Throughout, the novella may have benefitted from a structure in which the chapters alternated between Grady and Karen’s points of views, perhaps with a chapter or two from Ashley. There’s this lovely little interlude that tells us how Grady met and fell for Karen while stargazing, but it’s not enough for me to feel the pain of their relationship’s disintegration and Grady’s final regret. She becomes bestial throughout the book, which makes sense from Grady’s perspective and as a metaphor for how failing romance makes your beloved monstrous in your eyes, but I wanted to see her humanity, her complexity, under the body-horror.
Ashley’s feint, meanwhile, towards humanity, self-awareness, and self-determination— are her feelings real or are they just Grady’s emotional projections?— is underdeveloped as she only is “born” about halfway through the novella, and her storyline has to compete with all the other plots already in play. What we see is tantalizing, intriguing, but we only see Grady and Ashley together a relatively brief amount of time before the apocalyptic events of the end. Perhaps this is intentional on the author’s part, and the ending hints that Grady’s feelings are ultimately misguided, but Ashley’s relatively lightweight presence in the book doesn’t really sway it either way.

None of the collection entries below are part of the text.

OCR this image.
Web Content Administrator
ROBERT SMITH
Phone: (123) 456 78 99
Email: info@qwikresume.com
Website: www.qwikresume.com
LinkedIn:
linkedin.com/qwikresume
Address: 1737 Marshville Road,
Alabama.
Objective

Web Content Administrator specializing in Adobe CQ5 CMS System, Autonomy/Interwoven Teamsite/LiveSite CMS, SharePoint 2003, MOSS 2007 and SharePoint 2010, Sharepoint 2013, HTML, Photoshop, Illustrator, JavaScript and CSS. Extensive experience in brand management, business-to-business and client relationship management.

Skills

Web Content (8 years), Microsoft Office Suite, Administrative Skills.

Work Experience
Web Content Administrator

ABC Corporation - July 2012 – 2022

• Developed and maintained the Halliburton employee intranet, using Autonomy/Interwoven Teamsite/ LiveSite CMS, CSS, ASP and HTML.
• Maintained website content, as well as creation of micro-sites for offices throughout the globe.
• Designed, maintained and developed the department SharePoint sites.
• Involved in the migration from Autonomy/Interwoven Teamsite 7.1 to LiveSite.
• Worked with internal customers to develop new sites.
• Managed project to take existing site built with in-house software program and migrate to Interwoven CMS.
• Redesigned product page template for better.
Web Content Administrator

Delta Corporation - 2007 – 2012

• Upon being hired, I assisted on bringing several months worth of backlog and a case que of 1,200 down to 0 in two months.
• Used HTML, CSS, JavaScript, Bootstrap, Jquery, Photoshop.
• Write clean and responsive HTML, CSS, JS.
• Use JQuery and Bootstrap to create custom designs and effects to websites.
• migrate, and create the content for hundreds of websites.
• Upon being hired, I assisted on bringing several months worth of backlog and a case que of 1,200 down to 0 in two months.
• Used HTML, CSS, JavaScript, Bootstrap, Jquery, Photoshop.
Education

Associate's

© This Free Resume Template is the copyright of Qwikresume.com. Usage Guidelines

The novella’s main issue is that it dresses up an all-too-common storyline, creatively blocked man cheats on his beastly wife with an ego-boosting younger woman and unleashes chaos, in sci-fi clothing. To Matt Fuchs’s credit, though, the unusual, vibrant doomsday setting that feels like it could arise from our current blind obsessions, our monomaniacal, gadget-driven focus on personal satisfaction at the expense of staring down the danger looming over us all, more than makes up for this fairly tired trope.